Another look and I spied yet another volume of lore that I had forgotten all about while in mid-read - ' Roughing It ' by Mark Twain. I definitely have to get back to that one right after the King book. I used to be a big SK fan and while I still like his writing - am no longer a fan. Very recently, with his yammering about taxes and how high they should go, he has in essence taken his leftist creed and tried to shove it down one too many throats. I do not like the taste of it. I think this will be the last of his books that have I spend a dime upon. Still though a good collection of short stories, that is if my having read the first one and half of the second one make me a qualified judge of it.

As you can see from the pic, I have quite a good little collection of books just in those two piles and I would say I have not read about the 1/2 of them if not more.
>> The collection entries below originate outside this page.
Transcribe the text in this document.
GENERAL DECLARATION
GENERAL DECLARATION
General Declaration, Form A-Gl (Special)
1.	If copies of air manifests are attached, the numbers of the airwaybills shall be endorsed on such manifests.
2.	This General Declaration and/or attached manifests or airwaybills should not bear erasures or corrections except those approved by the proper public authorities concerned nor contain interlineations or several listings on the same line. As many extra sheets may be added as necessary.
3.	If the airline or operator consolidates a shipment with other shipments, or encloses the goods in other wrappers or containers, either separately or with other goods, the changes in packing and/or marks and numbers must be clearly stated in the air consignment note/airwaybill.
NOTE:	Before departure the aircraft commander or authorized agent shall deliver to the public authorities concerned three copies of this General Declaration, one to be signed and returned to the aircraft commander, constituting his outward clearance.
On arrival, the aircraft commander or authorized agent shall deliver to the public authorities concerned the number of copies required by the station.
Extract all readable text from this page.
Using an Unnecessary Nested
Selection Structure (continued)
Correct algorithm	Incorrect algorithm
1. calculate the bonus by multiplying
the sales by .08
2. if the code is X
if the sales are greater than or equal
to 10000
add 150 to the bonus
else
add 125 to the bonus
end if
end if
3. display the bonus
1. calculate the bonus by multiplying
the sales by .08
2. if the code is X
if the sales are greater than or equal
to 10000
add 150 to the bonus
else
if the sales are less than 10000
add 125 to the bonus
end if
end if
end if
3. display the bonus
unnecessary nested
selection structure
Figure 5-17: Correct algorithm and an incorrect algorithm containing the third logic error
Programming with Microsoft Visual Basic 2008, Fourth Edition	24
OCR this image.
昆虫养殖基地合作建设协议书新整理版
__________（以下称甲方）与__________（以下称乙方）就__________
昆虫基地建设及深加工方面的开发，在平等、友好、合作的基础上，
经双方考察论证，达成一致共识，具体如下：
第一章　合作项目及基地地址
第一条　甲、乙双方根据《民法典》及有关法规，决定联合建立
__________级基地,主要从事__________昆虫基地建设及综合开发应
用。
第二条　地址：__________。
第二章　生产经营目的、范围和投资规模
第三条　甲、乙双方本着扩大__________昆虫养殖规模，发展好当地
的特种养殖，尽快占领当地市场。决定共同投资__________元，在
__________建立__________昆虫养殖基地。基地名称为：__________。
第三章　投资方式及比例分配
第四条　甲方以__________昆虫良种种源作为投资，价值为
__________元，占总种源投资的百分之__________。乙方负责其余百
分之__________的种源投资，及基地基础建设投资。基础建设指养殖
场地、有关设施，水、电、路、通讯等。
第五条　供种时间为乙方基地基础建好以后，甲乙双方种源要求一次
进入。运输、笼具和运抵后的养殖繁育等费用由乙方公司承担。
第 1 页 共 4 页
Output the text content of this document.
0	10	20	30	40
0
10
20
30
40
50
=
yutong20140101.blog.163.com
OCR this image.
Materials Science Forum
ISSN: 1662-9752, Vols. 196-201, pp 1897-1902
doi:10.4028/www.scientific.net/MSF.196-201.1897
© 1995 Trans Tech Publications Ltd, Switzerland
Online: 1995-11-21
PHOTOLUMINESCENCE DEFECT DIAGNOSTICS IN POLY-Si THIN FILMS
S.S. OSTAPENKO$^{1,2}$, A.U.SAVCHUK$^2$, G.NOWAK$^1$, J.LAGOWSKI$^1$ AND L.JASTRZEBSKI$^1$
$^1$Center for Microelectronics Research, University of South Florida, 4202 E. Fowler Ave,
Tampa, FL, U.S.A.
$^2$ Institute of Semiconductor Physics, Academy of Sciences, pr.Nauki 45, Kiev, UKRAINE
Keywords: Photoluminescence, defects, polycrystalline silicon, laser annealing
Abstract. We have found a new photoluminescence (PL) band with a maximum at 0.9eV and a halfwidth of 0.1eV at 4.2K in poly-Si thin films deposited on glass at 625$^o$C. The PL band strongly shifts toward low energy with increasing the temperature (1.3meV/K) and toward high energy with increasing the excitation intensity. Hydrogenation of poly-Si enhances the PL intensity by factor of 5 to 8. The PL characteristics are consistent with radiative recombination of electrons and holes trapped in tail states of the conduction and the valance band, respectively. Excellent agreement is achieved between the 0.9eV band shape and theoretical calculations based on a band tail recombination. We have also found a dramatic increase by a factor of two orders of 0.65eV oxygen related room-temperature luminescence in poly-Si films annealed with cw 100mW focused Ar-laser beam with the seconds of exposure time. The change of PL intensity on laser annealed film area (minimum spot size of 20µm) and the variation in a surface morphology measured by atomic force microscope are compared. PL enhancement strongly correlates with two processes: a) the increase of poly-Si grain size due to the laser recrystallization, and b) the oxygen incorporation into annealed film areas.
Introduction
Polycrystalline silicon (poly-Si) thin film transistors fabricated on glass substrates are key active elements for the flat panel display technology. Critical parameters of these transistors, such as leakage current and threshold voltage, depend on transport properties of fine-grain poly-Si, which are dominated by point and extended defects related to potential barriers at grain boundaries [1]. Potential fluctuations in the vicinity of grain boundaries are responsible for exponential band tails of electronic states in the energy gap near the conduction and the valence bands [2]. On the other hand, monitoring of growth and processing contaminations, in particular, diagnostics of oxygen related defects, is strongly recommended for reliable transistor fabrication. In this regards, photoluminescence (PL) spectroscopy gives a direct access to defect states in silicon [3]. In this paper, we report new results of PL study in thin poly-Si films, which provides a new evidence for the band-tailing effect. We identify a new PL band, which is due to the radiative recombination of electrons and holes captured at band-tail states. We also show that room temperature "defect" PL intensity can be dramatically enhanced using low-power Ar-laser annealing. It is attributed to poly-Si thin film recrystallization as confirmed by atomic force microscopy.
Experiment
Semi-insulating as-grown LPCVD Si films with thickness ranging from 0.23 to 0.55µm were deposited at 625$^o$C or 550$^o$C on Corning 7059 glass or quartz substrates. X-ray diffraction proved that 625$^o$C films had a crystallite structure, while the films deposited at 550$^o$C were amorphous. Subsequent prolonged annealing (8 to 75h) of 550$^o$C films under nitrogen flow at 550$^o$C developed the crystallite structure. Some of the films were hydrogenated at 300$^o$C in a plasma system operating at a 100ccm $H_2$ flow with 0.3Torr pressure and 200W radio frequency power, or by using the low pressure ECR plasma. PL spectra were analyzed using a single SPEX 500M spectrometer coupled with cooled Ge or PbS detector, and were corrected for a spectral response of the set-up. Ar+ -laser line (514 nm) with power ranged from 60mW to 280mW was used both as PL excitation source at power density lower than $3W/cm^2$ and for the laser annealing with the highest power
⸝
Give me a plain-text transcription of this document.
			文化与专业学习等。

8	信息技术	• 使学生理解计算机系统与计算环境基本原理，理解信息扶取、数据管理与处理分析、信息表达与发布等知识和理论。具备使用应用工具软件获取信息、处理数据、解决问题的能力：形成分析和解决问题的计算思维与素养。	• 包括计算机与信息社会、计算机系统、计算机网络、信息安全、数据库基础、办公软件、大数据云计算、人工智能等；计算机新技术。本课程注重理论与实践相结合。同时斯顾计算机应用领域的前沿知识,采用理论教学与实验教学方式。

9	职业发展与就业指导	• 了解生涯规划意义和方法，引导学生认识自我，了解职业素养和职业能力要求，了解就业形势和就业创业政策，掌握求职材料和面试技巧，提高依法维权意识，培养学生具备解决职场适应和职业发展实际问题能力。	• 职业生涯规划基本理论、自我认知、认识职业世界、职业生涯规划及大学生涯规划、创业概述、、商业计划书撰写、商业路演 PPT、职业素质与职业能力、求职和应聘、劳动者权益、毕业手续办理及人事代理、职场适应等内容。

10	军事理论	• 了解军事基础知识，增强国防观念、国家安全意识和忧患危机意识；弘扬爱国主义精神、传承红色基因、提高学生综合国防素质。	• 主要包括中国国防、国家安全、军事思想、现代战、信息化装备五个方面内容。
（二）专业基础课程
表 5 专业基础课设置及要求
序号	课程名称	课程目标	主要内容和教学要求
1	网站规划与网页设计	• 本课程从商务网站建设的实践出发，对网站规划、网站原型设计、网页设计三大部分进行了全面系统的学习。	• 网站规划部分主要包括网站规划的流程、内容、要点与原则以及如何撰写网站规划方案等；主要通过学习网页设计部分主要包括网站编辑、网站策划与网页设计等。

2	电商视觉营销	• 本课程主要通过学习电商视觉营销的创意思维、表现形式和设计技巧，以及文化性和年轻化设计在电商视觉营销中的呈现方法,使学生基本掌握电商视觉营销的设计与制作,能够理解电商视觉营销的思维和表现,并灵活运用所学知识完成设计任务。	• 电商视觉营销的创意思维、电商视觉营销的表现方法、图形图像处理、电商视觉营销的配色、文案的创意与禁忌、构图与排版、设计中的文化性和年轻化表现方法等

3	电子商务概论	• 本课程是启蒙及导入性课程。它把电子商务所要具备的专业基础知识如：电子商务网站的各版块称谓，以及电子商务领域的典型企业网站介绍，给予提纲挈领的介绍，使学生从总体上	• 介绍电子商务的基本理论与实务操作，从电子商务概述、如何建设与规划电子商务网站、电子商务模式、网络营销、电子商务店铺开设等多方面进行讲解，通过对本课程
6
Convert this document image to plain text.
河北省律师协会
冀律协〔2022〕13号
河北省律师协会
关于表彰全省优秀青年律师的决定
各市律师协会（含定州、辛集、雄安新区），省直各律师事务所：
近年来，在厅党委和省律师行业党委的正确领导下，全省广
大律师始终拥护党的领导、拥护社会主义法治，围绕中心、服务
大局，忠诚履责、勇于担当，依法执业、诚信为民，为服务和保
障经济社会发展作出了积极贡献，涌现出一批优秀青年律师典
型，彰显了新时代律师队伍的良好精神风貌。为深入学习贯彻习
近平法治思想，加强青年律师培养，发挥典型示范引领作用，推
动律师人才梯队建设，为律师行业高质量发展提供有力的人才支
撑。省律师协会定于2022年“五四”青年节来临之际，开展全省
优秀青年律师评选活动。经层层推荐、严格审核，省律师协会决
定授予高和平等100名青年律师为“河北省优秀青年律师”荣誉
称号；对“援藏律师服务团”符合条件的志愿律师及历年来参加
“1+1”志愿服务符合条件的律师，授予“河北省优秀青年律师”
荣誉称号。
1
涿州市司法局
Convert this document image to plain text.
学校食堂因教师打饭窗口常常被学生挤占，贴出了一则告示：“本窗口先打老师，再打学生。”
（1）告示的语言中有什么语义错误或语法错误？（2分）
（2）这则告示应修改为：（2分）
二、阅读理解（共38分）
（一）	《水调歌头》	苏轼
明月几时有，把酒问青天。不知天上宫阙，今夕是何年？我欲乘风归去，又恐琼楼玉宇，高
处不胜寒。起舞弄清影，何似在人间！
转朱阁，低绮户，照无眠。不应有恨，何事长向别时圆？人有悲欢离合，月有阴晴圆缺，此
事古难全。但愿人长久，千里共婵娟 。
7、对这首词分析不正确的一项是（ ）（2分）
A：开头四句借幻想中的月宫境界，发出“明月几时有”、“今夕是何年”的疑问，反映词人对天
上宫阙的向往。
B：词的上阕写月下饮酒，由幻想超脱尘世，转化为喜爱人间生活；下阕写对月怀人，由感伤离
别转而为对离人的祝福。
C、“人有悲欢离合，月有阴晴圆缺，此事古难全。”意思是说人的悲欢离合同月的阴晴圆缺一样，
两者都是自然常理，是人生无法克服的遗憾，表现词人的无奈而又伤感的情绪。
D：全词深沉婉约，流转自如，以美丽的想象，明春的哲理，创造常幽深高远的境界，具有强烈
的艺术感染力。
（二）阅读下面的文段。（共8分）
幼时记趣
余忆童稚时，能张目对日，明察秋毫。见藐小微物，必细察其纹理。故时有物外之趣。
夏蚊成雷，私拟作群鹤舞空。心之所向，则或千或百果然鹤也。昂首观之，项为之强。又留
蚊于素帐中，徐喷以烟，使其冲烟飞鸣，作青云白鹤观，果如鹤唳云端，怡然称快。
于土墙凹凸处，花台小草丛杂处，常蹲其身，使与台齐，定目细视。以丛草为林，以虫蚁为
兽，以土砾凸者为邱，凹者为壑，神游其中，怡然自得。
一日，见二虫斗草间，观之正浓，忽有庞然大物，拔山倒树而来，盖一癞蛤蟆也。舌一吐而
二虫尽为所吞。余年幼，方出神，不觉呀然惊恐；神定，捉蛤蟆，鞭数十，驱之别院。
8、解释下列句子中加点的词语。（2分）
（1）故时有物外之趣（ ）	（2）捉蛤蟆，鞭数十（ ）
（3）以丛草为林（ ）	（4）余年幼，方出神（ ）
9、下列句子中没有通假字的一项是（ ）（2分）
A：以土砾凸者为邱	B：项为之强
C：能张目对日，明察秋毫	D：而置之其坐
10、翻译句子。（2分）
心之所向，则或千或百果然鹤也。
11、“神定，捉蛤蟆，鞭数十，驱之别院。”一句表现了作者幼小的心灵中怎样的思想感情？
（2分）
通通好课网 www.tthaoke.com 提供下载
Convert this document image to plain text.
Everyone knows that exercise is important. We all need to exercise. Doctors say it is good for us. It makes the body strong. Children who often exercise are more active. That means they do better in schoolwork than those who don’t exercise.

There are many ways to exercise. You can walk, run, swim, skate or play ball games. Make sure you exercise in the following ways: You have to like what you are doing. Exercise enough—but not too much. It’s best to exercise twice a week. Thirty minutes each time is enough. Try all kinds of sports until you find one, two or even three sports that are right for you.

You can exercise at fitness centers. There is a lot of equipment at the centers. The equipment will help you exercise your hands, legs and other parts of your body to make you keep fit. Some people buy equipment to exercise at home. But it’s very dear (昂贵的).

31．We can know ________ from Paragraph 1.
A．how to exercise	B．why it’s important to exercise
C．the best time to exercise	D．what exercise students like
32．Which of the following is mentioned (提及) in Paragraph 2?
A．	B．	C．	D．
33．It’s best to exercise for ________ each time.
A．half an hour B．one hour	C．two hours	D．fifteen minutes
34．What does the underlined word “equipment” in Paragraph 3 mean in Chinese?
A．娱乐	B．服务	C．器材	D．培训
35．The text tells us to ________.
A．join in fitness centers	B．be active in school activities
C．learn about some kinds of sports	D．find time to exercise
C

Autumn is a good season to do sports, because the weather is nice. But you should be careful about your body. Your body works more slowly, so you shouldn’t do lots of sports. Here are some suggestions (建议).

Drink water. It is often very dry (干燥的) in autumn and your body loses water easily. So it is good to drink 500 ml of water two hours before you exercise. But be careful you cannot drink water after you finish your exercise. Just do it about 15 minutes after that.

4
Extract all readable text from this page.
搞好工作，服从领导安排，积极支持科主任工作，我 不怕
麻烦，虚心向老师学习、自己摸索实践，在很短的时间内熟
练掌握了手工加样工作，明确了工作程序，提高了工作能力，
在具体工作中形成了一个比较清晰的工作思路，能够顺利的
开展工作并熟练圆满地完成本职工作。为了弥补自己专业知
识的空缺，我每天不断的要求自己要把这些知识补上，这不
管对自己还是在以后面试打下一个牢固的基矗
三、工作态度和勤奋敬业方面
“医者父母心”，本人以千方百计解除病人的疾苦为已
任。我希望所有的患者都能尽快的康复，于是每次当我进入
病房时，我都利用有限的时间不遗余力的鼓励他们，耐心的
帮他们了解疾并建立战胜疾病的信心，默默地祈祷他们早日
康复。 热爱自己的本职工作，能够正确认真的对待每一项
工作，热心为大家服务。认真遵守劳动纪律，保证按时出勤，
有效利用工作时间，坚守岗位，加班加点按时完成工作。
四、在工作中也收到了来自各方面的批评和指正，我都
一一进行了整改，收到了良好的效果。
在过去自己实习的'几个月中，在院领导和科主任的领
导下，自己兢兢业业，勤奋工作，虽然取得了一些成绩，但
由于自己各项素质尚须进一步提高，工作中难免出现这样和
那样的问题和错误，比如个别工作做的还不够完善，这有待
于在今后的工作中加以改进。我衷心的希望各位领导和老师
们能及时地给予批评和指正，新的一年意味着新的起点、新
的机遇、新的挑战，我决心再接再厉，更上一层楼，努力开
I really need to watch less TV, surf the web less and start reading more. Those books are treasures that can only be enjoyed by becoming closely bonded with them, as if in fellowship, with the authors and characters, and that does not happen by way of mere proximity nor by the process of osmosis. Where I had pretty much seen them every day and ignored them, for how long I do not know, it is different now. I suddenly feel a compelling call to develop a strong camaraderie with the authors and their characters and to nurture and understanding of their themes. About the only way for me to accomplish that kind of intimate bond with them requires my reading a book from cover to cover - maybe more than once.


I guess I found something other than I had been looking for when I went in search of those dog treats and then was spurred on to search for more goodies after I rediscovered those collectible ammo packs. Much like C. Auguste Dupin, I uncovered a treasure that had been hidden in plain sight, so well, as to have become totally overlooked in the every day course of my affairs. Unlike that first detective, I had not been searching for something thought to have been purloined but was merely looking for something to help me bond with some characters other than those in books, our family's 4 dogs. By the way, now that I found the treats, maybe it is best I reward man's best friends with some of them. You see, had it not been because of those 4 legged characters, I never would have started the search that led me to rediscover the treasures I found tonight. Later for you - and may I be so bold as to suggest that while you are waiting to hear from me again, you click on the pics to get a better view of my treasure to see if you can spot the best of them all. Then, why not head off to search out any overlooked treasures of your own. You may be surprised at what you find hidden in plain sight.

All the best,
Glenn B

2 comments:

BadIdeaGuy said...

If I was in your house, I would've grabbed the "encyclopedia of as$holes", hacked the top of the whiskey bottle off with the machete, and done some light reading! :)

Glenn B said...

Oh, not that bottle, that one I am saving for a special moment or when temptation bests me.

As for the book, it is one I have yet to read. I think my sister and brother-in-law gave it to me. I think I may take it on my next fishing or hunting trip. Probably good for a laugh.

I may take the machete too. My son bought it for me and I have not used it. I have been thinking of a certain lake we have fished that is very difficult to walk around because of the brush. It would be just the thing.